The AI sector is projected to have a very significant impact on the UK economy according to the government's own white paper and several government and independent reports (see Case for Support). Realizing that impact will very much depend on individuals who understand technological capabilities, societal needs for and implications of AI systems, and have the technical skills to deliver them. ART-AI CDT targets future decision-making and leadership positions, since without a deep understanding of the technology's capabilities, limitations and attendant risks, it is easy to make the wrong decision. The consequences, economically, societally and potentially physically, could be
great (e.g. the 2008 banking crisis). The aim of this CDT is to ensure that the UK has people with the right training in the right places across the economy.

ART-AI not only addresses the traditional separation of science and engineering that hinders the translation of scientific excellence into responsible innovative outcomes, but also the more entrenched divide between the humanities and STEM, by embedding the CDT's graduates' research and innovation in a social science context, through which to construct multi-perspective analyses of the implications of applications. In so doing, ART-AI will impact not only these disciplines but also the economic and societal sectors to which they connect via our diverse range of partners. Our partners illustrate the interest, and the importance accorded to the challenges that society with AI represents, across commerce and industry as well as in government and NGOs. Academic and non-academic partner representatives will sit on a key CDT board, give specialist lectures, and participate in the residential and other cohort events to meet students, make presentations, generate research priorities, and discuss job opportunities.

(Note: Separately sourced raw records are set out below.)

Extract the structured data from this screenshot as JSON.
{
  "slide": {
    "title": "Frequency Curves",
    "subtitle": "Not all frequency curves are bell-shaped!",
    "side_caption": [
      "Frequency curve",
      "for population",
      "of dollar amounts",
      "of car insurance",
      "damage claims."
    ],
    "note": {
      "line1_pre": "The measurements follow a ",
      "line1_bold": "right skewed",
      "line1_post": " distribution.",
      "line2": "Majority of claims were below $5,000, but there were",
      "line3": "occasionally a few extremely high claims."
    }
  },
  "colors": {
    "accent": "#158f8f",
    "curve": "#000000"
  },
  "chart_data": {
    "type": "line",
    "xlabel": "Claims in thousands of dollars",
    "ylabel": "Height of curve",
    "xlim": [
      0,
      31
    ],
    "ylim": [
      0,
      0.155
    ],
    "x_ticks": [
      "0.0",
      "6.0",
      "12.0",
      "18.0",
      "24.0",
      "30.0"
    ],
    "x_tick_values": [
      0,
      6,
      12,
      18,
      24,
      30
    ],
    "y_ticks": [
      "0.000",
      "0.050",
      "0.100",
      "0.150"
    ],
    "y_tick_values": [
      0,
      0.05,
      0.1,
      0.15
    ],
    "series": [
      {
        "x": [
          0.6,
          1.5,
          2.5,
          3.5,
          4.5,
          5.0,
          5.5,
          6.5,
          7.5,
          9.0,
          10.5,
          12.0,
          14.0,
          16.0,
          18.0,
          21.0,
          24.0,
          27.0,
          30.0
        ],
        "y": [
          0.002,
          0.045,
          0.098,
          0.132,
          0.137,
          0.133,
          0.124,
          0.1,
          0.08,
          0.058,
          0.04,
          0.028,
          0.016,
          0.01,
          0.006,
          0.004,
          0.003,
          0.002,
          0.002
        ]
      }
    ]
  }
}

International and academic impact comes from a) publishing in leading journals and conferences, b) 3-6 months research placements at our international academic partners to set up and strengthen long term collaborations, c) ART-AI workshops and summer/winter schools with our academic partners to engage with the wider academic community. Current partners include: Artificial Intelligence Research Institute (CSIC, Barcelona), National Institute for Informatics (Tokyo), Technical University of Delft (Delft Design for Values Institute), Tsinghua University, University of Tampere, University of Potsdam, Zhejiang University.

Industrial, commercial and governmental impact will come from PhD students spending 3 to 6 months at a non-academic project partner, e.g. Airbus, BMT Limited, the Church of England, Civica, the FCA, Google AI, IBM, Microsoft, NPL, Ocado, the ONS, PwC, Rolls-Royce, SEA, Seiche or WillisTowersWatson, to work on their research. Further impact with our partners is facilitated through our AI Challenge days. Bringing all partners together bi-annually will foster information and impact sharing between all our partners.

Through a range of public engagement activities, as part of their training, our students will reach out to the wider community. AI receives a lot of coverage in the press these days. However the understanding of what AI truly is and what it currently can do and cannot do is probably understood by only a few, mainly the AI researchers and practitioners themselves. Through public engagement we aim to start the process of de-mystifying AI and to allow citizens to develop a more informed understanding of the technology that is impacting their lives.

Impact will not stop with graduation: we will continue to work with ART-AI graduates by encouraging their continuing participation in CDT activities. In this way, we will continue to track and facilitate further impact with and through our graduates, e.g. via initiatives to convert research into commercially viable products (Lords report, para.159, Govt. response para.40).